This example supports compilation with libfuzzer enabled.
To compile with libfuzzer enabled on Mac, run:
$ ./scripts/run_in_build_env.sh "./scripts/build/build_examples.py --target darwin-x64-all-clusters-no-ble-asan-libfuzzer-clang build"
at the top level of the Matter tree.
Similarly, to compile on Linux run:
$ ./scripts/run_in_build_env.sh "./scripts/build/build_examples.py --target linux-x64-all-clusters-no-ble-asan-libfuzzer-clang build"
To run the resulting binary with no particular inputs do:
$ ./out/darwin-x64-all-clusters-no-ble-asan-libfuzzer-clang/chip-all-clusters-app-fuzzing
or
$ ./out/linux-x64-all-clusters-no-ble-asan-libfuzzer-clang/chip-all-clusters-app-fuzzing
If this crashes, it will output the input that caused the crash in a variety of formats, looking something like this:
0xe,0x0,0xf1,0xb1,0xf1,0xf1,0xf1,0xf1,0xed,0x73,0x7,0x0,0x0,0x0,0x0,0x0,0x0,0x0,0xc1,0x0,0x0,0x0,0x0,0x0,0x5c,0xf3,0x25,0x0,0x0,0x0,0x0,0x0, \016\000\361\261\361\361\361\361\355s\007\000\000\000\000\000\000\000\301\000\000\000\000\000\\\363%\000\000\000\000\000 artifact_prefix='./'; Test unit written to ./crash-c9fd2434ccf4a33a7f49765dcc519e1fd529a8e5 Base64: DgDxsfHx8fHtcwcAAAAAAAAAwQAAAAAAXPMlAAAAAAA=
Note that this creates a file holding the input that caused the crash.

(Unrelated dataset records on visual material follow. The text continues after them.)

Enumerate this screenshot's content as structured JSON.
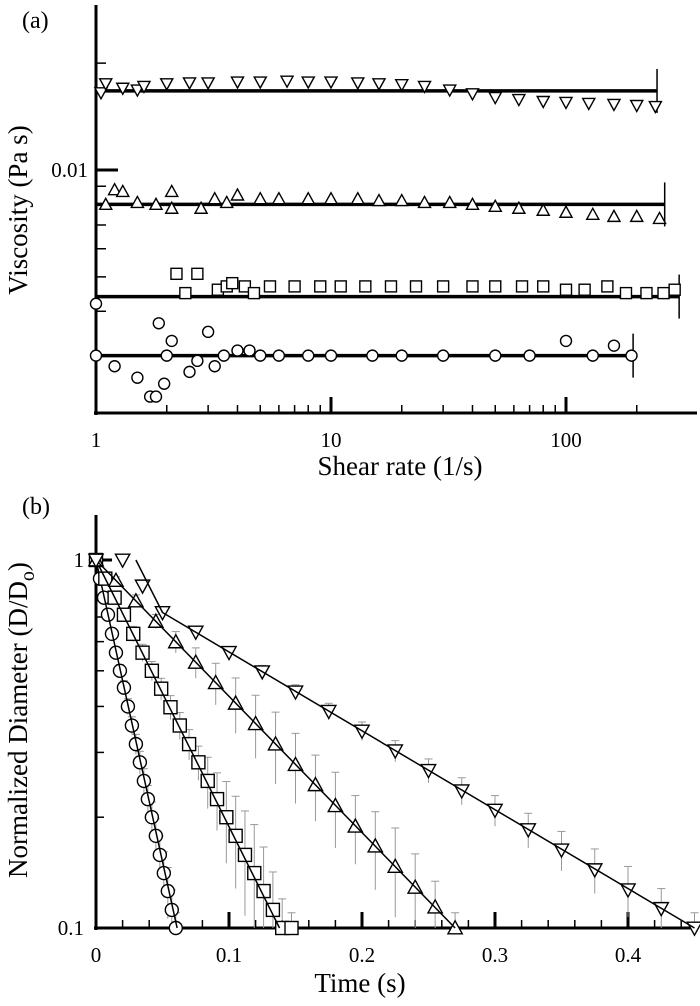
{
  "chart_data": [
    {
      "type": "scatter",
      "panel_label": "(a)",
      "xlabel": "Shear rate (1/s)",
      "ylabel": "Viscosity (Pa s)",
      "xscale": "log",
      "yscale": "log",
      "xlim": [
        1,
        300
      ],
      "ylim": [
        0.0021,
        0.029
      ],
      "x_tick_labels": [
        "1",
        "10",
        "100"
      ],
      "y_tick_labels": [
        "0.01"
      ],
      "grid": false,
      "series": [
        {
          "marker": "triangle-down",
          "fit": 0.0167,
          "fit_range": [
            1,
            244
          ],
          "points": [
            [
              1.05,
              0.0165
            ],
            [
              1.1,
              0.0175
            ],
            [
              1.3,
              0.017
            ],
            [
              1.5,
              0.0168
            ],
            [
              1.6,
              0.0172
            ],
            [
              2,
              0.0175
            ],
            [
              2.5,
              0.0176
            ],
            [
              3,
              0.0176
            ],
            [
              4,
              0.0177
            ],
            [
              5,
              0.0177
            ],
            [
              6.5,
              0.0178
            ],
            [
              8,
              0.0177
            ],
            [
              10,
              0.0177
            ],
            [
              13,
              0.0176
            ],
            [
              16,
              0.0175
            ],
            [
              20,
              0.0174
            ],
            [
              25,
              0.0172
            ],
            [
              32,
              0.0168
            ],
            [
              40,
              0.0164
            ],
            [
              50,
              0.016
            ],
            [
              63,
              0.0158
            ],
            [
              80,
              0.0156
            ],
            [
              100,
              0.0155
            ],
            [
              125,
              0.0154
            ],
            [
              160,
              0.0153
            ],
            [
              200,
              0.0152
            ],
            [
              240,
              0.0151
            ]
          ]
        },
        {
          "marker": "triangle-up",
          "fit": 0.008,
          "fit_range": [
            1,
            263
          ],
          "points": [
            [
              1.1,
              0.008
            ],
            [
              1.2,
              0.0088
            ],
            [
              1.3,
              0.0087
            ],
            [
              1.5,
              0.0081
            ],
            [
              1.8,
              0.008
            ],
            [
              2.1,
              0.0087
            ],
            [
              2.1,
              0.0078
            ],
            [
              2.8,
              0.0078
            ],
            [
              3.2,
              0.0083
            ],
            [
              3.6,
              0.0081
            ],
            [
              4,
              0.0085
            ],
            [
              5,
              0.0083
            ],
            [
              6,
              0.0083
            ],
            [
              8,
              0.0083
            ],
            [
              10,
              0.0083
            ],
            [
              13,
              0.0083
            ],
            [
              16,
              0.0082
            ],
            [
              20,
              0.0082
            ],
            [
              25,
              0.0081
            ],
            [
              32,
              0.0081
            ],
            [
              40,
              0.008
            ],
            [
              50,
              0.0079
            ],
            [
              63,
              0.0078
            ],
            [
              80,
              0.0077
            ],
            [
              100,
              0.0076
            ],
            [
              130,
              0.0075
            ],
            [
              160,
              0.0074
            ],
            [
              200,
              0.0074
            ],
            [
              250,
              0.0073
            ]
          ]
        },
        {
          "marker": "square",
          "fit": 0.0044,
          "fit_range": [
            1,
            303
          ],
          "points": [
            [
              2.2,
              0.0051
            ],
            [
              2.4,
              0.0045
            ],
            [
              2.7,
              0.0051
            ],
            [
              3.3,
              0.0046
            ],
            [
              3.6,
              0.0047
            ],
            [
              3.8,
              0.0048
            ],
            [
              4.3,
              0.0047
            ],
            [
              4.7,
              0.0045
            ],
            [
              5.5,
              0.0047
            ],
            [
              7,
              0.0047
            ],
            [
              9,
              0.0047
            ],
            [
              11,
              0.0047
            ],
            [
              14,
              0.0047
            ],
            [
              18,
              0.0047
            ],
            [
              23,
              0.0047
            ],
            [
              30,
              0.0047
            ],
            [
              40,
              0.0047
            ],
            [
              50,
              0.0047
            ],
            [
              65,
              0.0047
            ],
            [
              80,
              0.0047
            ],
            [
              100,
              0.0046
            ],
            [
              120,
              0.0046
            ],
            [
              150,
              0.0047
            ],
            [
              180,
              0.0045
            ],
            [
              220,
              0.0045
            ],
            [
              260,
              0.0045
            ],
            [
              290,
              0.0046
            ]
          ]
        },
        {
          "marker": "circle",
          "fit": 0.003,
          "fit_range": [
            1,
            193
          ],
          "points": [
            [
              1,
              0.003
            ],
            [
              1,
              0.0042
            ],
            [
              1.2,
              0.0028
            ],
            [
              1.5,
              0.0026
            ],
            [
              1.7,
              0.0023
            ],
            [
              1.8,
              0.0023
            ],
            [
              1.85,
              0.0037
            ],
            [
              1.95,
              0.0025
            ],
            [
              2.0,
              0.003
            ],
            [
              2.1,
              0.0033
            ],
            [
              2.5,
              0.0027
            ],
            [
              2.7,
              0.0029
            ],
            [
              3,
              0.0035
            ],
            [
              3.2,
              0.0028
            ],
            [
              3.5,
              0.003
            ],
            [
              4,
              0.0031
            ],
            [
              4.5,
              0.0031
            ],
            [
              5,
              0.003
            ],
            [
              6,
              0.003
            ],
            [
              8,
              0.003
            ],
            [
              10,
              0.003
            ],
            [
              15,
              0.003
            ],
            [
              20,
              0.003
            ],
            [
              30,
              0.003
            ],
            [
              50,
              0.003
            ],
            [
              70,
              0.003
            ],
            [
              100,
              0.0033
            ],
            [
              130,
              0.003
            ],
            [
              160,
              0.0032
            ],
            [
              190,
              0.003
            ]
          ]
        }
      ]
    },
    {
      "type": "scatter",
      "panel_label": "(b)",
      "xlabel": "Time (s)",
      "ylabel": "Normalized Diameter (D/D",
      "ylabel_sub": "o",
      "ylabel_end": ")",
      "xscale": "linear",
      "yscale": "log",
      "xlim": [
        0,
        0.45
      ],
      "ylim": [
        0.1,
        1.3
      ],
      "x_tick_labels": [
        "0",
        "0.1",
        "0.2",
        "0.3",
        "0.4"
      ],
      "y_tick_labels": [
        "1",
        "0.1"
      ],
      "grid": false,
      "error_bar_color": "#999999",
      "series": [
        {
          "marker": "circle",
          "fit": [
            [
              0,
              1
            ],
            [
              0.061,
              0.1
            ]
          ],
          "points": [
            [
              0,
              1,
              0.01
            ],
            [
              0.003,
              0.89,
              0.02
            ],
            [
              0.006,
              0.79,
              0.02
            ],
            [
              0.009,
              0.71,
              0.02
            ],
            [
              0.012,
              0.63,
              0.02
            ],
            [
              0.015,
              0.56,
              0.02
            ],
            [
              0.018,
              0.5,
              0.02
            ],
            [
              0.021,
              0.45,
              0.02
            ],
            [
              0.024,
              0.4,
              0.02
            ],
            [
              0.027,
              0.355,
              0.02
            ],
            [
              0.03,
              0.316,
              0.02
            ],
            [
              0.033,
              0.282,
              0.02
            ],
            [
              0.036,
              0.251,
              0.02
            ],
            [
              0.039,
              0.224,
              0.02
            ],
            [
              0.042,
              0.2,
              0.02
            ],
            [
              0.045,
              0.178,
              0.02
            ],
            [
              0.048,
              0.158,
              0.02
            ],
            [
              0.051,
              0.141,
              0.02
            ],
            [
              0.054,
              0.126,
              0.02
            ],
            [
              0.057,
              0.112,
              0.015
            ],
            [
              0.06,
              0.1,
              0.01
            ]
          ]
        },
        {
          "marker": "square",
          "fit": [
            [
              0,
              1
            ],
            [
              0.138,
              0.1
            ]
          ],
          "points": [
            [
              0,
              1,
              0.01
            ],
            [
              0.007,
              0.89,
              0.02
            ],
            [
              0.014,
              0.79,
              0.02
            ],
            [
              0.021,
              0.71,
              0.03
            ],
            [
              0.028,
              0.63,
              0.03
            ],
            [
              0.035,
              0.56,
              0.03
            ],
            [
              0.042,
              0.5,
              0.03
            ],
            [
              0.049,
              0.447,
              0.03
            ],
            [
              0.056,
              0.398,
              0.03
            ],
            [
              0.063,
              0.355,
              0.03
            ],
            [
              0.07,
              0.316,
              0.03
            ],
            [
              0.077,
              0.282,
              0.03
            ],
            [
              0.084,
              0.251,
              0.04
            ],
            [
              0.091,
              0.224,
              0.04
            ],
            [
              0.098,
              0.2,
              0.05
            ],
            [
              0.105,
              0.178,
              0.05
            ],
            [
              0.112,
              0.158,
              0.05
            ],
            [
              0.119,
              0.141,
              0.05
            ],
            [
              0.126,
              0.126,
              0.04
            ],
            [
              0.133,
              0.112,
              0.03
            ],
            [
              0.14,
              0.1,
              0.02
            ],
            [
              0.147,
              0.1,
              0.01
            ]
          ]
        },
        {
          "marker": "triangle-up",
          "fit": [
            [
              0,
              1
            ],
            [
              0.27,
              0.1
            ]
          ],
          "points": [
            [
              0,
              1,
              0.01
            ],
            [
              0.015,
              0.88,
              0.02
            ],
            [
              0.03,
              0.774,
              0.03
            ],
            [
              0.045,
              0.681,
              0.03
            ],
            [
              0.06,
              0.599,
              0.04
            ],
            [
              0.075,
              0.527,
              0.05
            ],
            [
              0.09,
              0.464,
              0.06
            ],
            [
              0.105,
              0.408,
              0.07
            ],
            [
              0.12,
              0.359,
              0.07
            ],
            [
              0.135,
              0.316,
              0.07
            ],
            [
              0.15,
              0.278,
              0.06
            ],
            [
              0.165,
              0.245,
              0.05
            ],
            [
              0.18,
              0.215,
              0.05
            ],
            [
              0.195,
              0.189,
              0.04
            ],
            [
              0.21,
              0.167,
              0.04
            ],
            [
              0.225,
              0.147,
              0.04
            ],
            [
              0.24,
              0.129,
              0.03
            ],
            [
              0.255,
              0.114,
              0.02
            ],
            [
              0.27,
              0.1,
              0.01
            ]
          ]
        },
        {
          "marker": "triangle-down",
          "fit": [
            [
              0.03,
              1
            ],
            [
              0.05,
              0.72
            ],
            [
              0.45,
              0.1
            ]
          ],
          "points": [
            [
              0,
              1,
              0.01
            ],
            [
              0.02,
              1.0,
              0.01
            ],
            [
              0.035,
              0.85,
              0.02
            ],
            [
              0.05,
              0.72,
              0.02
            ],
            [
              0.075,
              0.637,
              0.02
            ],
            [
              0.1,
              0.561,
              0.02
            ],
            [
              0.125,
              0.497,
              0.02
            ],
            [
              0.15,
              0.438,
              0.02
            ],
            [
              0.175,
              0.388,
              0.02
            ],
            [
              0.2,
              0.343,
              0.02
            ],
            [
              0.225,
              0.303,
              0.02
            ],
            [
              0.25,
              0.268,
              0.02
            ],
            [
              0.275,
              0.236,
              0.02
            ],
            [
              0.3,
              0.209,
              0.02
            ],
            [
              0.325,
              0.185,
              0.02
            ],
            [
              0.35,
              0.163,
              0.02
            ],
            [
              0.375,
              0.144,
              0.02
            ],
            [
              0.4,
              0.127,
              0.02
            ],
            [
              0.425,
              0.113,
              0.015
            ],
            [
              0.45,
              0.1,
              0.01
            ]
          ]
        }
      ]
    }
  ]
}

To run the binary with a specific input, place the input bytes in a file (which a crashing run of the fuzzer does automatically). If $(INPUT_FILE) is the name of that file, then run:
$ ./out/darwin-x64-all-clusters-no-ble-asan-libfuzzer-clang/chip-all-clusters-app-fuzzing $(INPUT_FILE)
or
$ ./out/linux-x64-all-clusters-no-ble-asan-libfuzzer-clang/chip-all-clusters-app-fuzzing $(INPUT_FILE)
The binary can be run with -help=1 to see more available options.
Running with ASAN_OPTIONS="handle_abort=2" set in the environment may produce nicer stack traces.